Leifeld Thomas, Zhang Zhihua, Zhang Ping
Institute of Automatic Control, Technische Universität Kaiserslautern, Kaiserslautern, Germany.
Front Physiol. 2018 Jun 8;9:695. doi: 10.3389/fphys.2018.00695. eCollection 2018.
Mathematical models take an important place in science and engineering. A model can help scientists to explain dynamic behavior of a system and to understand the functionality of system components. Since length of a time series and number of replicates is limited by the cost of experiments, Boolean networks as a structurally simple and parameter-free logical model for gene regulatory networks have attracted interests of many scientists. In order to fit into the biological contexts and to lower the data requirements, biological prior knowledge is taken into consideration during the inference procedure.

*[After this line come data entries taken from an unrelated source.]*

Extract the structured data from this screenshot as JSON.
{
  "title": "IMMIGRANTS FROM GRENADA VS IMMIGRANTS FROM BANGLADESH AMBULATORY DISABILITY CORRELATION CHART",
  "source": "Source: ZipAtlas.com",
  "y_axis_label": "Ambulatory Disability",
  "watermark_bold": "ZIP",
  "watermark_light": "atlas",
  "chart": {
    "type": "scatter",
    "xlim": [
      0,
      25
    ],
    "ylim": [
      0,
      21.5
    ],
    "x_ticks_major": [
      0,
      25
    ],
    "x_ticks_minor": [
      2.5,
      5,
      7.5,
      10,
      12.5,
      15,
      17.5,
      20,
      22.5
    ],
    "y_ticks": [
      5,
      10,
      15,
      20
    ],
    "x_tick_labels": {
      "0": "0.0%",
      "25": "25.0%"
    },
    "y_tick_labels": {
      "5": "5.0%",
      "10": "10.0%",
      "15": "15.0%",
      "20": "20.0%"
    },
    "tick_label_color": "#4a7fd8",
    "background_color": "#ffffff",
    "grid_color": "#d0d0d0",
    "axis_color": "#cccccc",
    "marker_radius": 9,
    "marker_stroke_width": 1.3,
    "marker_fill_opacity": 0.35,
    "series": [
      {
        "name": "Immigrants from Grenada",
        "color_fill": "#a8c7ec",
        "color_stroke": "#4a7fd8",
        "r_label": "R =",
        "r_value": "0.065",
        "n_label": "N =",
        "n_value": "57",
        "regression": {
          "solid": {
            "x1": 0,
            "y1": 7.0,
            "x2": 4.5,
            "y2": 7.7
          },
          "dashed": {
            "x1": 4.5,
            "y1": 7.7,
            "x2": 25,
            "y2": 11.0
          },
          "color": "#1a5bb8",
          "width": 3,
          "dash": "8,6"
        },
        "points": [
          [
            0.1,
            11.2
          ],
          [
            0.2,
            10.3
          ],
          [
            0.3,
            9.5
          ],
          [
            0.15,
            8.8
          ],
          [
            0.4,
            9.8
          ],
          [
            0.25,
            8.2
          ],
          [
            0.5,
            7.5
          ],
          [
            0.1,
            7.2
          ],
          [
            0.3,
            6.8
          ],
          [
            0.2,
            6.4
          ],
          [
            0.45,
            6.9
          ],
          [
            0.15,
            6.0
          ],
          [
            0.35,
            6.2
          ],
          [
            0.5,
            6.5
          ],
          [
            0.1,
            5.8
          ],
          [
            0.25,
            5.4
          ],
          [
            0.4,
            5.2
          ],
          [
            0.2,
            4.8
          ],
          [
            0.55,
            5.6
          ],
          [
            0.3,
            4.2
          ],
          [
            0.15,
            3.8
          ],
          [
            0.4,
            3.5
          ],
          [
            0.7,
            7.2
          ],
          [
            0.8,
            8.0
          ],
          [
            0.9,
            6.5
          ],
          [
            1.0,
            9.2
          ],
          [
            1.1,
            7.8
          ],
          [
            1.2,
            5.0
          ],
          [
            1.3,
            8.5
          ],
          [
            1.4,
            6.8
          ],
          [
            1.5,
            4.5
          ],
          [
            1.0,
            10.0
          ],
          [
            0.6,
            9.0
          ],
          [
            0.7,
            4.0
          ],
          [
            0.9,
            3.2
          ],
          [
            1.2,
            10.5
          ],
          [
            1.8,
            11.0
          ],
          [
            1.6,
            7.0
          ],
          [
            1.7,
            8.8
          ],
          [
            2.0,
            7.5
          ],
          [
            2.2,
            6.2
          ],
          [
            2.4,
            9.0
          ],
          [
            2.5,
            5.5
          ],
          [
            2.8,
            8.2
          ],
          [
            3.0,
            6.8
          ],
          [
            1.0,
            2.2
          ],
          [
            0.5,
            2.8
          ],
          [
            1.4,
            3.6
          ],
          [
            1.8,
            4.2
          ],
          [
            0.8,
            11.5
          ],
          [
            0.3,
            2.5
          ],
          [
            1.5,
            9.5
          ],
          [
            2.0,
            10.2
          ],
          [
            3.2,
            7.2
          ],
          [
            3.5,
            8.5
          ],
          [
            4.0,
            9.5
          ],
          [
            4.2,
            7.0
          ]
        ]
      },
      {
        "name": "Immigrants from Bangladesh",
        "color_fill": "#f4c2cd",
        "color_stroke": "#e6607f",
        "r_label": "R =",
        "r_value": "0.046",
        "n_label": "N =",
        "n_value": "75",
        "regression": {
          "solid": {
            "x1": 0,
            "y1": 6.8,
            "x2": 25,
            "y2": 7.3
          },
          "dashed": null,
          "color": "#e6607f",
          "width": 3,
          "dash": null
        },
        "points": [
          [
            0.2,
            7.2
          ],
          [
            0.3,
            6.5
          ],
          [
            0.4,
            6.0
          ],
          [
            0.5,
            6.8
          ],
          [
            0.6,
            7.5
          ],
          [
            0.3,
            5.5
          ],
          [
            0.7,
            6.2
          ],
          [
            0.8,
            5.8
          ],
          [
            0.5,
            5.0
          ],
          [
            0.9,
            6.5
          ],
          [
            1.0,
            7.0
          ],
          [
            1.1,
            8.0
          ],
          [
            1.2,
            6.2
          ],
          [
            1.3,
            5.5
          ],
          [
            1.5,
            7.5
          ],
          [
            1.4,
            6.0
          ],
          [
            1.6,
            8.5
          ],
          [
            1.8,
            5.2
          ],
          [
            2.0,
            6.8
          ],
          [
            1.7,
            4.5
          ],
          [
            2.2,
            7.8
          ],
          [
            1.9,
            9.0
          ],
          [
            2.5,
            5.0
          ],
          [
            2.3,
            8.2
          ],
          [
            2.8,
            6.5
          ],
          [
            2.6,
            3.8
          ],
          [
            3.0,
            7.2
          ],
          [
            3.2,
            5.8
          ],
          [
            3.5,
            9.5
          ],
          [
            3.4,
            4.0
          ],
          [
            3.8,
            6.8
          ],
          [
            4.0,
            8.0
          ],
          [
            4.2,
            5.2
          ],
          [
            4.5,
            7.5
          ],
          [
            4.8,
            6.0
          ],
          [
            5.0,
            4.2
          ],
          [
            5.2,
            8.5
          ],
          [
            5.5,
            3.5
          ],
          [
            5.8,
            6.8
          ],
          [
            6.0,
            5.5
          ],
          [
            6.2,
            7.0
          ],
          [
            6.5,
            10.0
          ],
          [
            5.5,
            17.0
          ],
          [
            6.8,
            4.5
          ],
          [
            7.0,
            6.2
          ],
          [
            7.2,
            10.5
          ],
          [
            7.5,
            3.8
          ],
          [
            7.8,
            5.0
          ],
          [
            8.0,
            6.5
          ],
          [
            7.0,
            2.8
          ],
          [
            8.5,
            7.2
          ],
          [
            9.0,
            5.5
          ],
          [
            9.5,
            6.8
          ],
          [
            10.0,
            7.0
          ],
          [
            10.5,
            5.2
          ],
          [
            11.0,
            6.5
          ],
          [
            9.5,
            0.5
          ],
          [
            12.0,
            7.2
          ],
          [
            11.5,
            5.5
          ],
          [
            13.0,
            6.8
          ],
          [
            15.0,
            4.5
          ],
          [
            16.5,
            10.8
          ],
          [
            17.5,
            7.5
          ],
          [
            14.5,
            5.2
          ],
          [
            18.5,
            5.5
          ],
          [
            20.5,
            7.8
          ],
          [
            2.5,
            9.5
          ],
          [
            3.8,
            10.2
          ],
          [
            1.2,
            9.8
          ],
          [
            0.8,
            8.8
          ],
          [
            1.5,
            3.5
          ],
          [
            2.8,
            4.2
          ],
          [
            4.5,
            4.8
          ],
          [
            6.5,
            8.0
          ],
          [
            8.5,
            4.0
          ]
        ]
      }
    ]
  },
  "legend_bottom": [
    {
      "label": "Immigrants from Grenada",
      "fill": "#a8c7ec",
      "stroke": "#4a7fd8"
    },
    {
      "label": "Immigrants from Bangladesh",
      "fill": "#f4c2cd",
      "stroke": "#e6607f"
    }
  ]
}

In the literature, the existing identification approaches can only deal with a subset of possible types of prior knowledge. We propose a new approach to identify Boolean networks from time series data incorporating prior knowledge, such as partial network structure, canalizing property, positive and negative unateness. Using vector form of Boolean variables and applying a generalized matrix multiplication called the semi-tensor product (STP), each Boolean function can be equivalently converted into a matrix expression. Based on this, the identification problem is reformulated as an integer linear programming problem to reveal the system matrix of Boolean model in a computationally efficient way, whose dynamics are consistent with the important dynamics captured in the data. By using prior knowledge the number of candidate functions can be reduced during the inference. Hence, identification incorporating prior knowledge is especially suitable for the case of small size time series data and data without sufficient stimuli. The proposed approach is illustrated with the help of a biological model of the network of oxidative stress response. The combination of efficient reformulation of the identification problem with the possibility to incorporate various types of prior knowledge enables the application of computational model inference to systems with limited amount of time series data. The general applicability of this methodological approach makes it suitable for a variety of biological systems and of general interest for biological and medical research.
数学模型在科学和工程领域占据重要地位。一个模型可以帮助科学家解释系统的动态行为,并理解系统组件的功能。由于时间序列的长度和重复次数受到实验成本的限制,布尔网络作为一种结构简单且无参数的基因调控网络逻辑模型,吸引了众多科学家的关注。为了契合生物学背景并降低数据要求,在推理过程中会考虑生物学先验知识。在文献中,现有的识别方法只能处理部分可能类型的先验知识。我们提出了一种新方法,用于从包含先验知识(如部分网络结构、渠道化属性、正负单值性)的时间序列数据中识别布尔网络。使用布尔变量的向量形式并应用一种称为半张量积(STP)的广义矩阵乘法,每个布尔函数都可以等效地转换为矩阵表达式。基于此,识别问题被重新表述为一个整数线性规划问题,以便以计算高效的方式揭示布尔模型的系统矩阵,其动态与数据中捕获的重要动态一致。通过使用先验知识,可以在推理过程中减少候选函数的数量。因此,结合先验知识的识别特别适用于小尺寸时间序列数据以及没有足够刺激的数据情况。借助氧化应激反应网络的生物学模型说明了所提出的方法。识别问题的有效重新表述与纳入各种类型先验知识的可能性相结合,使得计算模型推理能够应用于时间序列数据量有限的系统。这种方法的普遍适用性使其适用于各种生物系统,对生物学和医学研究具有普遍意义。